The upshot is that I observed, in a successful "levitation" shifts, as memory serves, in excess of 40% for periods of ~15-30seconds. These were not present during controls.
We were pretty serious about blinding the experiment. A third-party observer (and video camera) marked the tests as "success" or "no success", without access to the order in which control and live would be run. Another third party in the room oversaw the participants and when it would be live and control. I was in another room from those, with readouts from my equipment. I had no contact with the observer, video, or participants. And I marked the readouts solely by timecode. I had a video camera and another person over-seeing me. So all observers were overseen by video. No observer had outside contact. Because the participants had to know whether they were to do it the "right way" or not, they couldn't be blinded easily. So call it a 1.5-blind test. ;) Obviously, they could sandbag it, intentionally or not. But we rotated multiple groups through. And they were all masters+ candidates in physics, electrical engineering, and math. Reasonably solid observers... And my fully-blind prediction of success/failure was exactly 100% based on my meters. That's pretty hard to sandbag 25 for 25 times. The odds are definitely not with you.
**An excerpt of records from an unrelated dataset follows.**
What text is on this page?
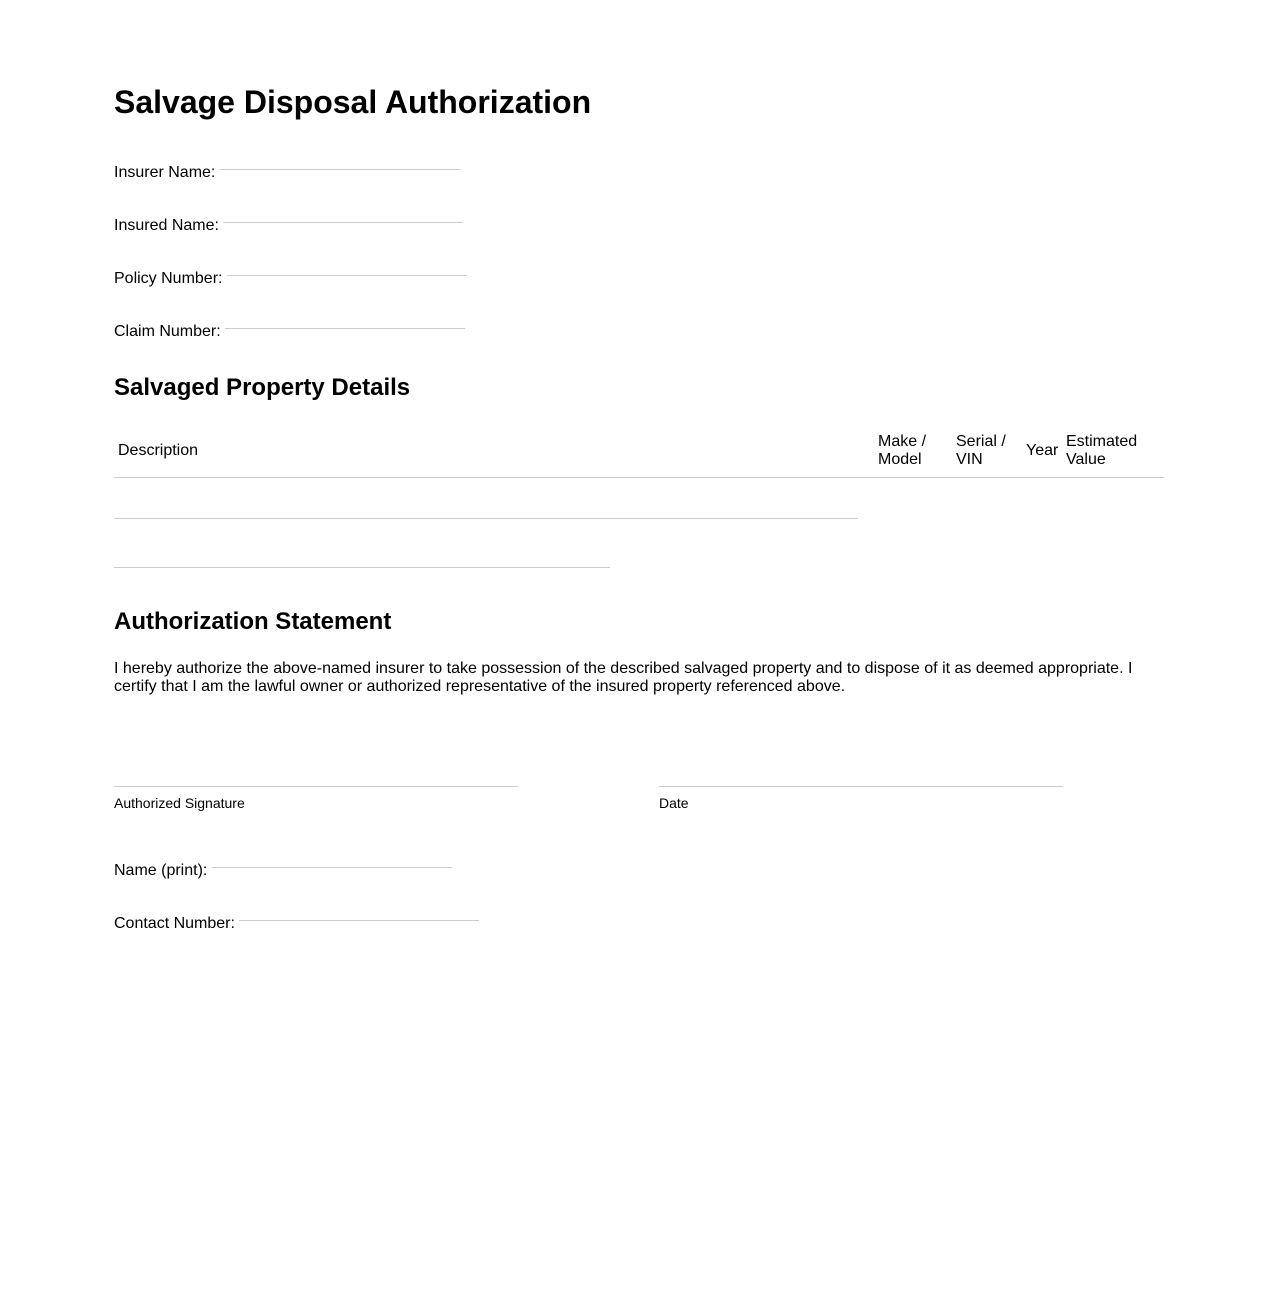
Salvage Disposal Authorization
Insurer Name:
Insured Name:
Policy Number:
Claim Number:
Salvaged Property Details
Description
Make /
Model
Serial /
VIN
Year
Estimated
Value
Authorization Statement
I hereby authorize the above-named insurer to take possession of the described salvaged property and to dispose of it as deemed appropriate. I certify that I am the lawful owner or authorized representative of the insured property referenced above.
Authorized Signature	Date
Name (print):
Contact Number:
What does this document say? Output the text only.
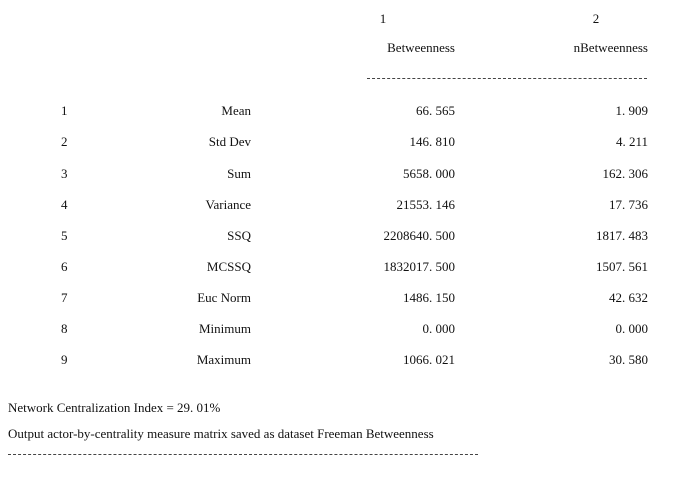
1	2
Betweenness	nBetweenness
1	Mean	66. 565	1. 909
2	Std Dev	146. 810	4. 211
3	Sum	5658. 000	162. 306
4	Variance	21553. 146	17. 736
5	SSQ	2208640. 500	1817. 483
6	MCSSQ	1832017. 500	1507. 561
7	Euc Norm	1486. 150	42. 632
8	Minimum	0. 000	0. 000
9	Maximum	1066. 021	30. 580
Network Centralization Index = 29. 01%
Output actor-by-centrality measure matrix saved as dataset Freeman Betweenness
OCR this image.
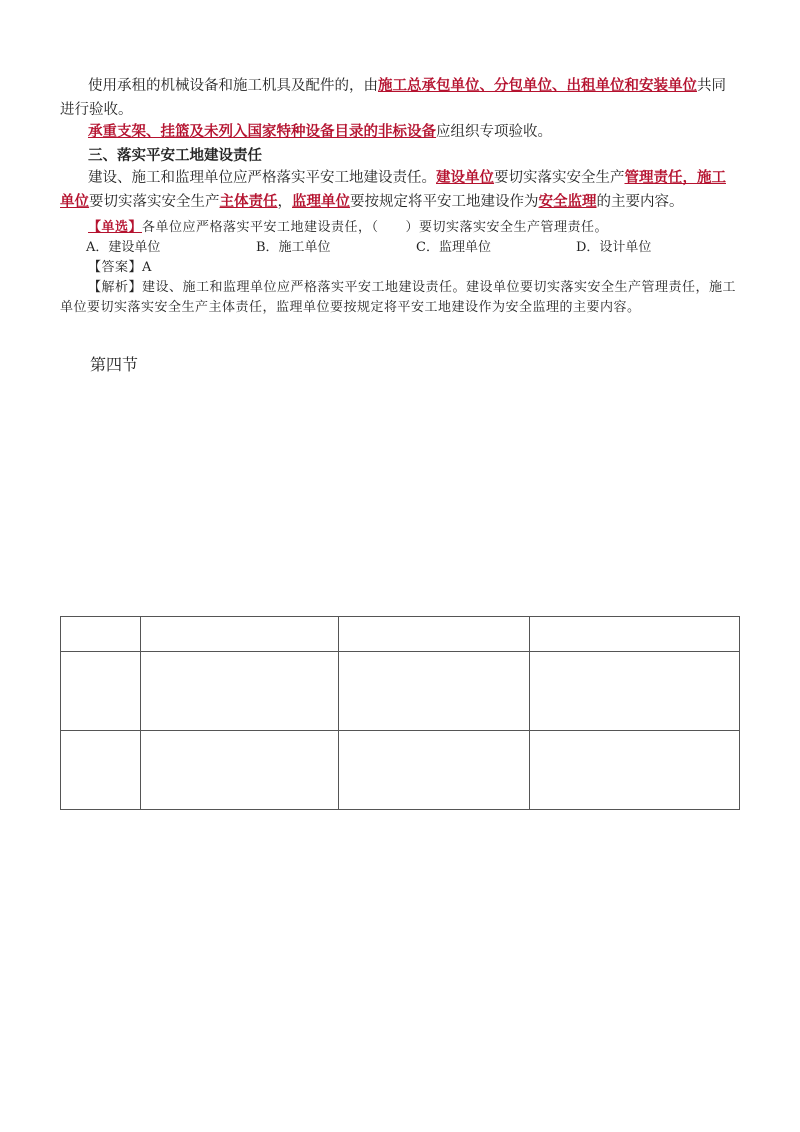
使用承租的机械设备和施工机具及配件的，由施工总承包单位、分包单位、出租单位和安装单位共同进行验收。

承重支架、挂篮及未列入国家特种设备目录的非标设备应组织专项验收。

三、落实平安工地建设责任

建设、施工和监理单位应严格落实平安工地建设责任。建设单位要切实落实安全生产管理责任，施工单位要切实落实安全生产主体责任，监理单位要按规定将平安工地建设作为安全监理的主要内容。

【单选】各单位应严格落实平安工地建设责任，（　　）要切实落实安全生产管理责任。

A．建设单位	B．施工单位	C．监理单位	D．设计单位

【答案】A

【解析】建设、施工和监理单位应严格落实平安工地建设责任。建设单位要切实落实安全生产管理责任，施工单位要切实落实安全生产主体责任，监理单位要按规定将平安工地建设作为安全监理的主要内容。

第四节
My instrumentation is faaaar more advanced (and accurate, and self-logging, and ....) these days. I'd enjoy getting a group of people together and reproducing the results - as well as photographing and video "taping" the results. All of that existed at the time, but the content was his. Now with everything digital, wide-spread dissemination of the results would be trivial.
So the upshot is that I'm not saying diamagnetism is right. I'm saying unexplained significant normalized Gaussian flux was present 100% of the time during success and absent 100% of the time during failure...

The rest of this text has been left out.